Tous ces pauvres hères savent que tu es bien impuissant à soulager leur misère. Mais ils veulent que tu agisses en souverain : qu’avec coeur et courage tu ordonnes à tes commis de prendre toutes les dispositions utiles pour leur porter secours. Quand la plèbe souffre, prends garde à ne pas l’abandonner à sa souffrance, et donne lui la conviction qu’elle est l’objet de tes soins et de tes pensées les plus intimes.
Je t’en parle d’expérience. Par mégarde, j’avais laissé les manoeuvriers des faubourgs s’installer dans les rues de Paris durant le rude hiver 1788, qui succédait à une mauvaise récolte. Ils étaient désoeuvrés, faute de labeur suffisant pour le peuple. Le prix du pain avait flambé et les caisses du Trésor étaient vides. Le ver était dans le fruit ! Le ventre vide de la Révolution occupait les rues et n’attendait qu’une étincelle pour piller et s’adonner à ses penchants les plus obscurs.
A tout ce peuple affamé, j’ai donné le sentiment de l’indifférence et de l’inaction, et jamais il ne me l’a pardonné. Deux siècles plus tard, j’ai beau plaider l’indulgence, rien n’y fait. Les Français ne peuvent admettre que leur souffrance ne soit ni comprise ni partagée par leur souverain. Et ils veulent le voir montrer le chemin dans l’adversité.
Avec outrecuidance, mon cher François, je t’adresse ces quelques rappels, car, après ta victoire au royaume du Tombuct, je te sens tout à coup hésitant et incertain.
Par exemple, je te vois agir avec les Prussiens et les perfides Anglais, et il me semble que tu es d’une grande maladresse avec eux, ce qui nuit à l’estime que les autres royaumes d’Europe, et ton propre peuple, te portent. Car souviens-toi que tu avais promis aux Français d’obtenir monts et merveilles de cette étrange administration que vous appelez l’Union Européenne. Tu avais soutenu que tes alliés consentiraient à partager tes efforts pour distribuer quelque manne aux nécessiteux. Tu t’es déplacé devant le Parlement de Strasbourg pour demander que cesse le rehaussement de la monnaie décidée par les banquiers de Francfort.
Qu’obtiens-tu, par cette diplomatie de la complainte ? Tu serais bien en peine aujourd’hui de l’expliquer. Tu as certes sauvé les subventions que touchent les céréaliers dans votre Politique Agricole Commune, mais ces propriétaires ne sont pas partageurs et aucun brassier, aucun homme de peine ne verra le moindre de ces pistoles échouer dans sa poche.
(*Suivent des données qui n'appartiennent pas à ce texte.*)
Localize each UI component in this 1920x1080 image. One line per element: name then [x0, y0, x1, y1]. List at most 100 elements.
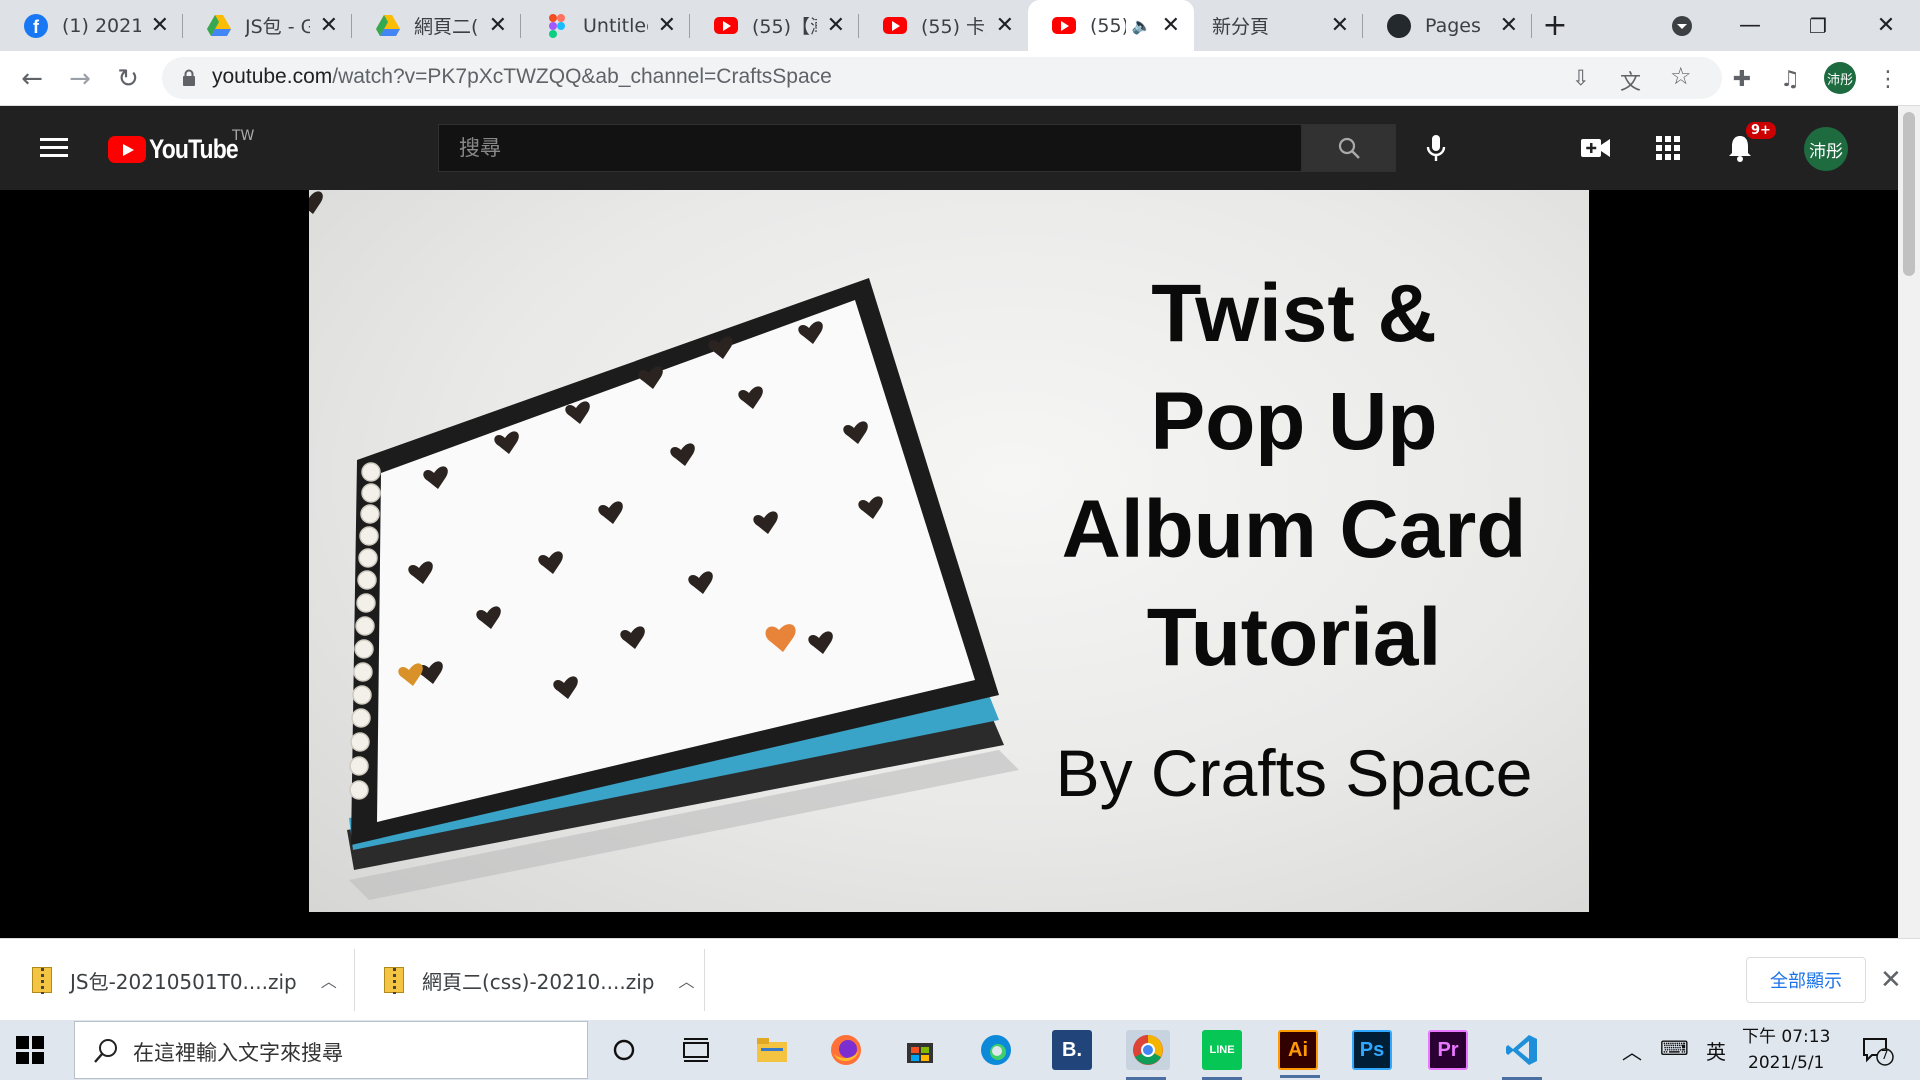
thumbnail-title-line: Tutorial [1146, 592, 1442, 683]
show-all-downloads-button[interactable]: 全部顯示 [1746, 957, 1866, 1003]
thumbnail-title: Twist & Pop Up Album Card Tutorial [1054, 260, 1534, 692]
close-tab-icon[interactable]: ✕ [658, 13, 676, 38]
tab-drive-js[interactable]: JS包 - Go ✕ [183, 0, 352, 51]
chevron-up-icon[interactable]: ︿ [321, 968, 337, 992]
translate-icon[interactable]: 文 [1620, 66, 1641, 96]
chrome-icon[interactable] [1126, 1030, 1170, 1080]
address-bar[interactable]: youtube.com/watch?v=PK7pXcTWZQQ&ab_chann… [162, 57, 1722, 99]
download-item[interactable]: JS包-20210501T0....zip ︿ [32, 939, 337, 1021]
windows-taskbar: 在這裡輸入文字來搜尋 B. LINE Ai Ps Pr ︿ ⌨ 英 下午 07:… [0, 1020, 1920, 1080]
chrome-profile-avatar[interactable]: 沛彤 [1824, 62, 1856, 94]
youtube-play-icon [108, 136, 146, 163]
tab-drive-css[interactable]: 網頁二(c ✕ [352, 0, 521, 51]
taskbar-clock[interactable]: 下午 07:13 2021/5/1 [1742, 1024, 1830, 1076]
tab-figma[interactable]: Untitled ✕ [521, 0, 690, 51]
media-control-icon[interactable]: ♫ [1776, 65, 1804, 93]
restore-button[interactable]: ❐ [1784, 0, 1852, 51]
microsoft-store-icon[interactable] [900, 1030, 940, 1070]
vscode-icon[interactable] [1502, 1030, 1542, 1080]
scrollbar-thumb[interactable] [1903, 112, 1915, 276]
booking-app-icon[interactable]: B. [1052, 1030, 1092, 1070]
browser-toolbar: ← → ↻ youtube.com/watch?v=PK7pXcTWZQQ&ab… [0, 51, 1920, 106]
create-video-button[interactable] [1580, 132, 1612, 164]
close-tab-icon[interactable]: ✕ [996, 13, 1014, 38]
new-tab-button[interactable]: + [1530, 0, 1580, 51]
ime-mode-indicator[interactable]: 英 [1706, 1036, 1726, 1065]
tab-youtube-1[interactable]: (55)【漸 ✕ [690, 0, 859, 51]
account-avatar[interactable]: 沛彤 [1804, 127, 1848, 171]
taskbar-search-box[interactable]: 在這裡輸入文字來搜尋 [74, 1021, 588, 1079]
chevron-down-icon [1672, 15, 1692, 36]
edge-icon[interactable] [976, 1030, 1016, 1070]
video-frame[interactable]: Twist & Pop Up Album Card Tutorial By Cr… [309, 190, 1589, 912]
back-button[interactable]: ← [14, 61, 50, 97]
close-tab-icon[interactable]: ✕ [827, 13, 845, 38]
close-tab-icon[interactable]: ✕ [489, 13, 507, 38]
thumbnail-title-line: Pop Up [1150, 376, 1438, 467]
tab-title: (55)【漸 [752, 16, 817, 38]
cortana-icon[interactable] [604, 1030, 644, 1070]
voice-search-button[interactable] [1420, 132, 1452, 164]
google-drive-icon [376, 14, 400, 38]
thumbnail-title-line: Album Card [1061, 484, 1527, 575]
hamburger-menu-icon[interactable] [40, 138, 68, 158]
close-tab-icon[interactable]: ✕ [1500, 13, 1518, 38]
windows-start-icon[interactable] [16, 1036, 44, 1064]
tab-new-tab[interactable]: 新分頁 ✕ [1194, 0, 1363, 51]
tab-search-button[interactable] [1648, 0, 1716, 51]
illustrator-icon[interactable]: Ai [1278, 1030, 1320, 1078]
tab-youtube-active[interactable]: (55) 🔈 ✕ [1028, 0, 1194, 51]
install-icon[interactable]: ⇩ [1572, 66, 1590, 90]
search-input[interactable] [439, 125, 1301, 171]
search-button[interactable] [1302, 124, 1396, 172]
keyboard-icon[interactable]: ⌨ [1660, 1036, 1689, 1060]
apps-button[interactable] [1652, 132, 1684, 164]
downloads-shelf: JS包-20210501T0....zip ︿ 網頁二(css)-20210..… [0, 938, 1920, 1020]
tab-youtube-2[interactable]: (55) 卡片 ✕ [859, 0, 1028, 51]
photoshop-icon[interactable]: Ps [1352, 1030, 1392, 1070]
tab-title: (1) 2021 [62, 14, 141, 37]
search-box [438, 124, 1302, 172]
taskbar-search-placeholder: 在這裡輸入文字來搜尋 [133, 1041, 343, 1065]
zip-file-icon [384, 967, 404, 994]
page-scrollbar[interactable] [1898, 106, 1920, 941]
tray-overflow-icon[interactable]: ︿ [1622, 1036, 1642, 1065]
bookmark-star-icon[interactable]: ☆ [1670, 62, 1692, 90]
lock-icon[interactable] [182, 69, 196, 87]
tab-github[interactable]: Pages ✕ [1363, 0, 1532, 51]
firefox-icon[interactable] [826, 1030, 866, 1070]
url-path: /watch?v=PK7pXcTWZQQ&ab_channel=CraftsSp… [332, 65, 832, 88]
reload-button[interactable]: ↻ [110, 61, 146, 97]
youtube-logo[interactable]: YouTube TW [108, 128, 254, 165]
close-tab-icon[interactable]: ✕ [151, 13, 169, 38]
video-player[interactable]: Twist & Pop Up Album Card Tutorial By Cr… [0, 190, 1898, 912]
github-icon [1387, 13, 1411, 38]
close-tab-icon[interactable]: ✕ [320, 13, 338, 38]
file-explorer-icon[interactable] [752, 1030, 792, 1070]
forward-button[interactable]: → [62, 61, 98, 97]
microphone-icon [1426, 135, 1446, 161]
close-tab-icon[interactable]: ✕ [1331, 13, 1349, 38]
extensions-icon[interactable]: ✚ [1728, 65, 1756, 93]
url-text[interactable]: youtube.com/watch?v=PK7pXcTWZQQ&ab_chann… [212, 65, 832, 89]
youtube-icon [1052, 14, 1076, 38]
menu-kebab-icon[interactable]: ⋮ [1874, 65, 1902, 93]
line-app-icon[interactable]: LINE [1202, 1030, 1242, 1080]
close-window-button[interactable]: ✕ [1852, 0, 1920, 51]
youtube-icon [714, 14, 738, 38]
task-view-icon[interactable] [676, 1030, 716, 1070]
facebook-icon: f [24, 13, 48, 38]
minimize-button[interactable]: — [1716, 0, 1784, 51]
download-item[interactable]: 網頁二(css)-20210....zip ︿ [384, 939, 694, 1021]
clock-time: 下午 07:13 [1742, 1027, 1831, 1047]
tab-facebook[interactable]: f (1) 2021 ✕ [0, 0, 183, 51]
youtube-header: YouTube TW 9+ 沛彤 [0, 106, 1898, 190]
close-icon[interactable]: ✕ [1880, 965, 1902, 995]
action-center-icon[interactable]: 7 [1862, 1036, 1894, 1071]
chevron-up-icon[interactable]: ︿ [678, 968, 694, 992]
notification-badge: 9+ [1744, 120, 1778, 141]
close-tab-icon[interactable]: ✕ [1162, 13, 1180, 38]
tab-title: (55) 卡片 [921, 16, 986, 38]
premiere-icon[interactable]: Pr [1428, 1030, 1468, 1070]
speaker-icon[interactable]: 🔈 [1132, 16, 1152, 35]
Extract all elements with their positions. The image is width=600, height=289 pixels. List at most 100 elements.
Pire, les engagements du royaume dans cette horrible horlogerie communautaire sont pour toi autant d’épines qui s’enfoncent dans ta chair à chaque pas que tu franchis. Tes alliés t’imposent de réduire la dette du pays, et de retrouver l’équilibre de tes comptes. Ils craignent d’être entraînés dans une crise que la France causerait.
Tu avais annoncé avec forfanterie que tu respecterais ces engagements. Tu le sais, ces promesses ne représentaient pas une paille : en 2013, tu devais économiser un dixième de tes dépenses ordinaires. Tu as annoncé des cadeaux fiscaux aux manufacturiers qui ont doublé cette somme. Dans ce tohu-bohu, à aucun moment, tu n’as semblé te préoccuper de réduire les charges et les offices qui coûtent si cher aux Français. Penses-tu que tes sujets soient dupes de ces manoeuvres ?
Après les avoir divertis en déclarant la guerre à des sauvages mahommétans, après les avoir divisés en autorisant les unions contre nature, ils veulent de toi une réponse aux questions qui les apeurent : pourront-ils travailler et nourrir leur famille dans les semaines qui viennent, ou seront-ils à leur tour menacés par ce chômage qui dévaste le corps social ? Es-tu bien décidé à réduire les moyens de la Cour et les dépenses du gouvernement pour préserver la confiance de tes créanciers et la place du royaume dans l’alliance continentale ?
Tu donnes l’impression de ne pas répondre à ces questions simples, et de vouloir détourner notre attention de ces objets comme un vulgaire joueur de bonneteau sur le boulevard du Crime. Pour satisfaire la curiosité des gazettes, tu as mollement annoncé une diminution des crédits que tu alloues à tes seigneuries et à tes vassalités. Tu as suggéré que les manufacturiers paieraient.
Ces deux réponses comportent chacune des lacunes et des imprécisions qui ne peuvent contenter tes contribuables.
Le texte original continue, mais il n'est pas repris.